Каким же было время Ауслендера и целого поколения вместе с ним? Ещё античные авторы что-то писали о деградации. Лермонтов: «Печально я гляжу на наше поколенье! Его грядущее иль пусто, иль темно…» Ремарк придумал своё «потерянное поколение», Коупленд – «поколение Икс», Пелевин – «Generation П», но Иван Борисович даже в «П» не попал – он родился позже. Это было поколение паузы, поколение промежутка, gap, сандхья, стыковка эпох. Большей частью оно со свистом пролетело мимо кассы. Тушу медведя разделали до них те, кто пришёл к столу чуть раньше. А теперь те, кто родился чуть позже, разделывают новую жизнь. Они другие, они прошли какое-то новое форматирование. У поколения Ауслендера первый процесс форматирования был прерван ошибкой диска, а второй не мог быть успешно завершён, поскольку кластеры первого формата оказались неуничтожимы. Поколение Ауслендера поэтому получило в награду свободу, независимость и никому-не-нужность. А теперь ещё и билет на выход.
Некоторые люди переживают своё время. Некоторые живут даже несколько эпох. Про них говорят: старожилы. Но такое даётся не всем. Такое, может, не всем и нужно. Многие люди живут ровно своё время. Ауслендер подумал с горькой внутренней улыбкой о том, что он, видимо, как раз такой, правильный человек. Всю жизнь и во всём был неправильным – и надо же, сподобился стать правильным в одном. В этом. В последнем.

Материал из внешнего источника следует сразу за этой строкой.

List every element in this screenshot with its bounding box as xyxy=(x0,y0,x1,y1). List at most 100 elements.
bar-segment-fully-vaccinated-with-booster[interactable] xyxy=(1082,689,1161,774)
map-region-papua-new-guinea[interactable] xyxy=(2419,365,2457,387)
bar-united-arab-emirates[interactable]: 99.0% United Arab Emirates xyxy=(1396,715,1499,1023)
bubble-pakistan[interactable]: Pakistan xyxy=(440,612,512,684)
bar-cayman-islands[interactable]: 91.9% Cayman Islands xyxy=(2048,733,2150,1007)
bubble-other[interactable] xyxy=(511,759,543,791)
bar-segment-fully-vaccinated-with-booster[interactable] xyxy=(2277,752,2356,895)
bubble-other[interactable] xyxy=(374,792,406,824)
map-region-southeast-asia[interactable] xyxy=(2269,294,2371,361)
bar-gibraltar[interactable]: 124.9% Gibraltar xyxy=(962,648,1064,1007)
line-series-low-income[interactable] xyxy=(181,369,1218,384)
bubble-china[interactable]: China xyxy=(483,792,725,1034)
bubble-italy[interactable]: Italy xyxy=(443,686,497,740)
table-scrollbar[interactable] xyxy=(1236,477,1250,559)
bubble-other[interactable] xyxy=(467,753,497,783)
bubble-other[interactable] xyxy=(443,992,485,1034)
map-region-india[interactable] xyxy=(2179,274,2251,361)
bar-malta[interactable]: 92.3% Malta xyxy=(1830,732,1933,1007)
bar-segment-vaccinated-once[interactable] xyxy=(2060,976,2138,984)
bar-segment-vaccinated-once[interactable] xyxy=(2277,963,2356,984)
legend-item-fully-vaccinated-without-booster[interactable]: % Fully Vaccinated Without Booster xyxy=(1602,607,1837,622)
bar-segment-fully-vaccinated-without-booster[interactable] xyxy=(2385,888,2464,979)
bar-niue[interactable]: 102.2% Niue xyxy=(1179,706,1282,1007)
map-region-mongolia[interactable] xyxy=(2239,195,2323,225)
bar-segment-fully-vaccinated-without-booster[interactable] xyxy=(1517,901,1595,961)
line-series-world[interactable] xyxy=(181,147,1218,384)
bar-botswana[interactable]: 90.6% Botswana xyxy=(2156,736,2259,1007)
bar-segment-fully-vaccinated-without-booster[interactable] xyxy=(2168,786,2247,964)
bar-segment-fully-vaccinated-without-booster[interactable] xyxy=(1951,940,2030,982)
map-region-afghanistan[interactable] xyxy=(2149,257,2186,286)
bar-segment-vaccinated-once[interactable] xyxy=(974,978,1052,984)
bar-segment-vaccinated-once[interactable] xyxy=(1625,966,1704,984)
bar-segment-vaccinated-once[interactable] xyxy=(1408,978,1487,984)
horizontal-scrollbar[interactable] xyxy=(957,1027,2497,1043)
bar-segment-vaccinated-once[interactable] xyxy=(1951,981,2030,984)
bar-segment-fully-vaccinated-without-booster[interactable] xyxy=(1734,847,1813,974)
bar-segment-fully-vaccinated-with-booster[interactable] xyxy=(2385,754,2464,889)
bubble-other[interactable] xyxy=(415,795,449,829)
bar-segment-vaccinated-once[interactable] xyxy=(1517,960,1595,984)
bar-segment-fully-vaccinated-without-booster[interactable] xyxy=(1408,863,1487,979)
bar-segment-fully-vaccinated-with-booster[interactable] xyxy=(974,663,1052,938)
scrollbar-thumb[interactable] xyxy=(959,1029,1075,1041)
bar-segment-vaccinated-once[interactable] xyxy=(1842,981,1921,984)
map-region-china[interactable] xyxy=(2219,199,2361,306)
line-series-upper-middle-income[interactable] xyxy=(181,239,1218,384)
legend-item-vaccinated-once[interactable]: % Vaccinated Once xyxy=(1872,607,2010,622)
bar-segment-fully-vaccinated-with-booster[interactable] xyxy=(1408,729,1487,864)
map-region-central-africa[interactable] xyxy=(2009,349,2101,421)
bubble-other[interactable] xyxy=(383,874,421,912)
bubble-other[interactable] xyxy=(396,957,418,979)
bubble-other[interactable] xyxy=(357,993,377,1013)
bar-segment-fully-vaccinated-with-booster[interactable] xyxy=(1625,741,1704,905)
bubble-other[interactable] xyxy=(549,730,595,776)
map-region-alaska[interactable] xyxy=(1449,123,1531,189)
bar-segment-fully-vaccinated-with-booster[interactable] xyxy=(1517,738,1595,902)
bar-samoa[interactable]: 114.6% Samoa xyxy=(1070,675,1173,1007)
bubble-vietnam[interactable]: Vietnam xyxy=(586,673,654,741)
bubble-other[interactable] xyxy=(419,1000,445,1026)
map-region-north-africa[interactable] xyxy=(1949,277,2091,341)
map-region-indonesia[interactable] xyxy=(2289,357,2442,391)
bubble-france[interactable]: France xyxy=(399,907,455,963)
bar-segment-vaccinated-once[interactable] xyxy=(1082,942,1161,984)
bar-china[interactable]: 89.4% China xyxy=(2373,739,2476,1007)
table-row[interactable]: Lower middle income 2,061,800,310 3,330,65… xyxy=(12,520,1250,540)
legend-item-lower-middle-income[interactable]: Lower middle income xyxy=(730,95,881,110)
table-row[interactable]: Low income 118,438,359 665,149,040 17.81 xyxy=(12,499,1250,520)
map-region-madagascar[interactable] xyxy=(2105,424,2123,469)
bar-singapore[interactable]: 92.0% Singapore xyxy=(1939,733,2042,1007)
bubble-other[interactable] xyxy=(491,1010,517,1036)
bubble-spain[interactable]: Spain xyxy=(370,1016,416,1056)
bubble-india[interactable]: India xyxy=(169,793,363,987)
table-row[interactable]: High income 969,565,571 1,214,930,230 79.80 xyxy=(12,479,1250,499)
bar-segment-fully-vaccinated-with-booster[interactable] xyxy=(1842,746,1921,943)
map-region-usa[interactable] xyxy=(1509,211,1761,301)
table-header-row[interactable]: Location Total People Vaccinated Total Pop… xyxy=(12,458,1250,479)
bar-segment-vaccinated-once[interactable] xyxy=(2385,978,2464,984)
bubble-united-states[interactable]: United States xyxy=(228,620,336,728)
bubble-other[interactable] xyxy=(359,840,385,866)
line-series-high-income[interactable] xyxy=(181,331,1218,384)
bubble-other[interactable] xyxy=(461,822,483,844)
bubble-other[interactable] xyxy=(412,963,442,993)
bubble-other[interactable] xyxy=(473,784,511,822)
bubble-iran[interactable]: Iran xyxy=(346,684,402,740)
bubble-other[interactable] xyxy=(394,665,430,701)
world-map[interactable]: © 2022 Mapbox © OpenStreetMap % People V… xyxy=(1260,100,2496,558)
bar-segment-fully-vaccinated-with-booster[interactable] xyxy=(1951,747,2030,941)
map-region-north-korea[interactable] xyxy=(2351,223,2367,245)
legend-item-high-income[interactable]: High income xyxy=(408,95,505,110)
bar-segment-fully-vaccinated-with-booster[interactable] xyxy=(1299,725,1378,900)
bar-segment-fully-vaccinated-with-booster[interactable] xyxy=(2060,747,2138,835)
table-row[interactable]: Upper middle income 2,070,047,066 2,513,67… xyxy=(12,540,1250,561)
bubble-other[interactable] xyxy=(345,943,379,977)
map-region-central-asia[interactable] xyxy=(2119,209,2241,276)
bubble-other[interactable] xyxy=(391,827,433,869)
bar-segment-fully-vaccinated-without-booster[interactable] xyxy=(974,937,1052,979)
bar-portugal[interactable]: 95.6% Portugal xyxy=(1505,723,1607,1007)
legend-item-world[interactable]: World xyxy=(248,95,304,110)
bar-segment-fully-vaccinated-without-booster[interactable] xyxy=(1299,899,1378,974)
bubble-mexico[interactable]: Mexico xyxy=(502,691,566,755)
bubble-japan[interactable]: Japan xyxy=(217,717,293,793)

Ржаво скрипел колышимый ветром пустой причал. Ауслендер пошёл на автобусную остановку. Дождался автобуса и в молчаливом салоне с усталыми попутчиками покатился домой.
Лист II
Onegin
Поэму Александра Сергеевича Пушкина «Евгений Онегин» молодой умник Виссарион Белинский назвал «энциклопедией русской жизни». На эту тему заставляли писать сочинения, мукой мучили советских школьников литературные учителя. Однако Иван Борисович полагал, что «Евгений Онегин» – не столько энциклопедия, сколько Евангелие, Тора, и если не Коран, то Сунна, сборник хадисов русской жизни. И, как это часто бывает со святыми писаниями, не только канонические версии важны, но и все апокрифы, черновики, которые, бывает, таят в себе сокровенные истины. В черновой версии главы VII, «Путешествие Онегина», была строфа V, исключённая автором из «Путешествия…», опубликованного отдельно от поэмы в качестве X главы. Вот она:
Наскуча или слыть Мельмотом, Иль маской щеголять иной, Проснулся раз он патриотом Дождливой, скучною порой. Россия, господа, мгновенно Ему понравилась отменно, И решено. Уж он влюблён, Уж Русью только бредит он, Уж он Европу ненавидит С её политикой сухой, С её развратной суетой. Онегин едет; он увидит Святую Русь: её поля, Пустыни, грады и моря…
Без этой выпущенной строфы не вполне понятна мотивация Евгения, отправляющегося в своё путешествие. А так всё становится на места. Почему Пушкин отказался печатать этот отрывок? По политическим ли мотивам? Или же просто потому, что она была слишком злой пародией на русских патриотов, среди которых наверняка были у Пушкина и друзья?